Consider a single n-channel pass transistor used as a switch. It is conductive when S is high (Vdd), non-conductive when S is low (Vss=0V). To allow a channel to form,  $V_{GS}$  must exceed Vt. If C is at Vdd then if Vin is also driven to a high potential around Vdd, Vout cannot rise above Vdd–Vt, typically a 1 volt drop. Thus if Vin were high, Vout would be a so-called weak low. Note that in low state at Vin is transferred reliably to Vout when S is high, since both Vin and Vo << V<sub>GS</sub>-Vt. As a result it is impracticable to connect single transistor switches in cascade, and they make poor high-side switches. Conversely, a p-type transistor can exert a strong 'high' but only a weak 'low', so poor as a 'low side switch'. By combining the complementary devices in parallel, a switch can be made which suffers from neither of these shortcomings.
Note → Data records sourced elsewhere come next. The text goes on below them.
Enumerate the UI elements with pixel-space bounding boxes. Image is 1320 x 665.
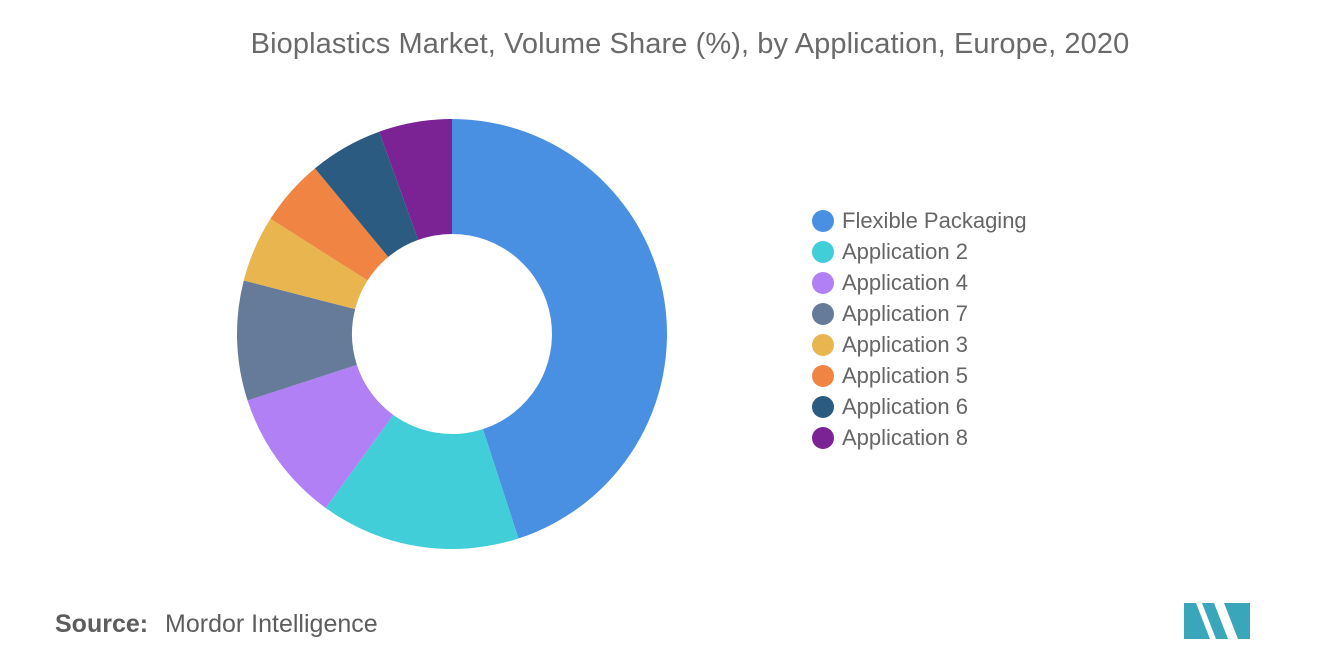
donut-slice-flexible-packaging xyxy=(452,119,668,539)
legend-label: Application 8 xyxy=(842,424,968,450)
legend-item-flexible-packaging: Flexible Packaging xyxy=(812,205,1027,236)
legend-item-application-5: Application 5 xyxy=(812,360,1027,391)
donut-slice-application-6 xyxy=(314,131,419,257)
donut-slice-application-2 xyxy=(325,414,519,550)
legend-label: Application 5 xyxy=(842,362,968,388)
legend-swatch-icon xyxy=(812,426,834,449)
source-note: Source: Mordor Intelligence xyxy=(55,610,378,639)
legend-item-application-4: Application 4 xyxy=(812,267,1027,298)
logo-shape-left xyxy=(1184,603,1210,639)
legend-label: Application 3 xyxy=(842,331,968,357)
donut-slice-application-3 xyxy=(243,218,368,310)
legend-swatch-icon xyxy=(812,333,834,356)
legend-swatch-icon xyxy=(812,395,834,418)
chart-title: Bioplastics Market, Volume Share (%), by… xyxy=(250,28,1130,60)
legend-swatch-icon xyxy=(812,209,834,232)
mordor-intelligence-logo-icon xyxy=(1184,603,1250,639)
legend-label: Flexible Packaging xyxy=(842,207,1027,233)
logo-shape-right xyxy=(1224,603,1250,639)
legend-swatch-icon xyxy=(812,240,834,263)
legend-label: Application 6 xyxy=(842,393,968,419)
source-value: Mordor Intelligence xyxy=(165,610,378,638)
donut-slice-application-8 xyxy=(379,119,452,240)
legend-label: Application 2 xyxy=(842,238,968,264)
donut-slice-application-7 xyxy=(237,280,357,401)
legend: Flexible Packaging Application 2 Applica… xyxy=(812,205,1027,453)
donut-slice-application-4 xyxy=(247,364,394,508)
legend-swatch-icon xyxy=(812,302,834,325)
legend-item-application-3: Application 3 xyxy=(812,329,1027,360)
logo-shape-middle xyxy=(1202,603,1228,639)
donut-slice-application-5 xyxy=(270,168,389,281)
legend-swatch-icon xyxy=(812,364,834,387)
source-label: Source: xyxy=(55,610,149,638)
legend-label: Application 7 xyxy=(842,300,968,326)
legend-item-application-7: Application 7 xyxy=(812,298,1027,329)
legend-label: Application 4 xyxy=(842,269,968,295)
legend-item-application-8: Application 8 xyxy=(812,422,1027,453)
legend-item-application-2: Application 2 xyxy=(812,236,1027,267)
legend-item-application-6: Application 6 xyxy=(812,391,1027,422)
legend-swatch-icon xyxy=(812,271,834,294)
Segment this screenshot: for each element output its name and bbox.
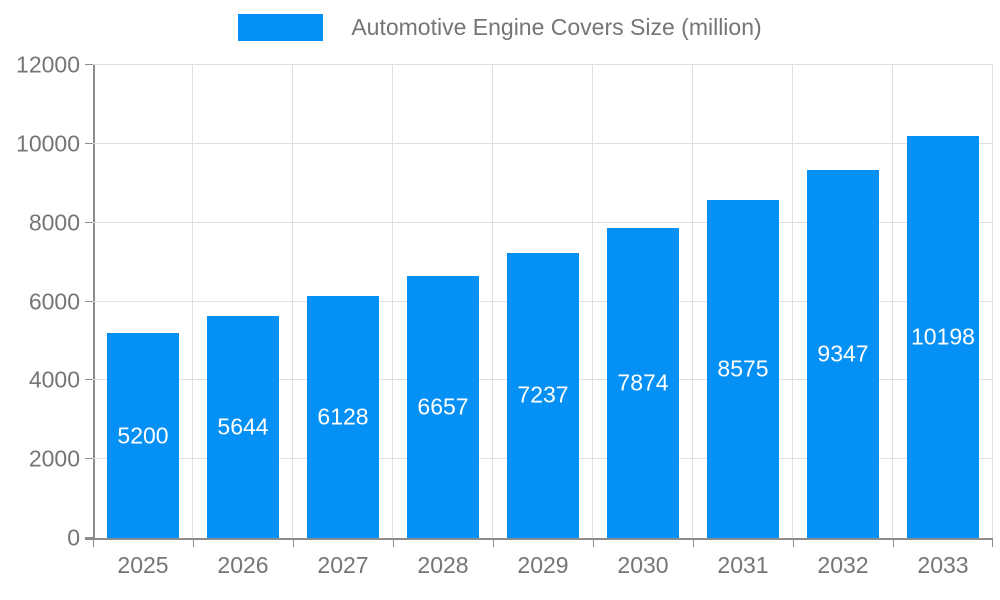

In digital circuits T-gates may be used to realise multiplexers, which may be bilateral. They are commonly used to control feedback paths in sequential (memory) circuits. A major application is in the implementation of a dynamic D-type bistable –see above. Charge is stored on the parasitic capacitance at W.

#### Advantages

- o low device count for multiplexers and bistables
- o bilateral characteristic
- o high performance
- o can be cascaded

#### **Disadvantages**

- o effectively a passive device, does not repower logic levels
- o requires complementary control signals (extra logic)
- o may be sensitive to clock dispersion or skew

In analogue circuits T-gates may also be used in bilateral switches/MUXs for linear signals. A common usage is in sample-hold circuits or electronic exchanges.

#### **Advantages**

- o efficient switch with low offset voltage
- o good frequency response
- o good ratio Roff/Ron
- o compact structure

#### **Disadvantages**

- o Insertion loss may be significant and varies with Vin, Vout
- (c) Critical success factors in VLSI Manufacture
  Quality of all aspects of product: continuing business on built-up reputation
  Cost of product: for the same performance and quality, lower cost will mean market share

Delivery of product: speed can mean market share and premium prices Service of product: trouble shooting, accommodating customer schedules, correct product for customer, all adds up to satisfaction and likelihood of repeat business.

- (c) Physical layout of production line
- (i) Relationship to utility connections
- (ii) Wafer moving path for most common products: wafers move constantly and often recycle among equipment, so some optimum can be decided on a least distance path for main product.
- (iii) Routing of manufacturers supplies (dummy wafers, quartz-ware, etc)
- (iv) Inventory storage
- (v) Potential for cross-contamination
- (vi) Other: maintenance, parts/tools storage, other house-keeping materials,
- (vii) Degree of automation (e.g. cluster tools).

### Examine's Comment:

A fairly popular question, though some evidence that it was tackled as the last attempt with little time available. The first part on transmission gates, which were covered in depth in the lecture notes, required a descriptive answer and was generally well done. For parts (b) and (c): the answers were less impressive in part (c) and some went off track in (c).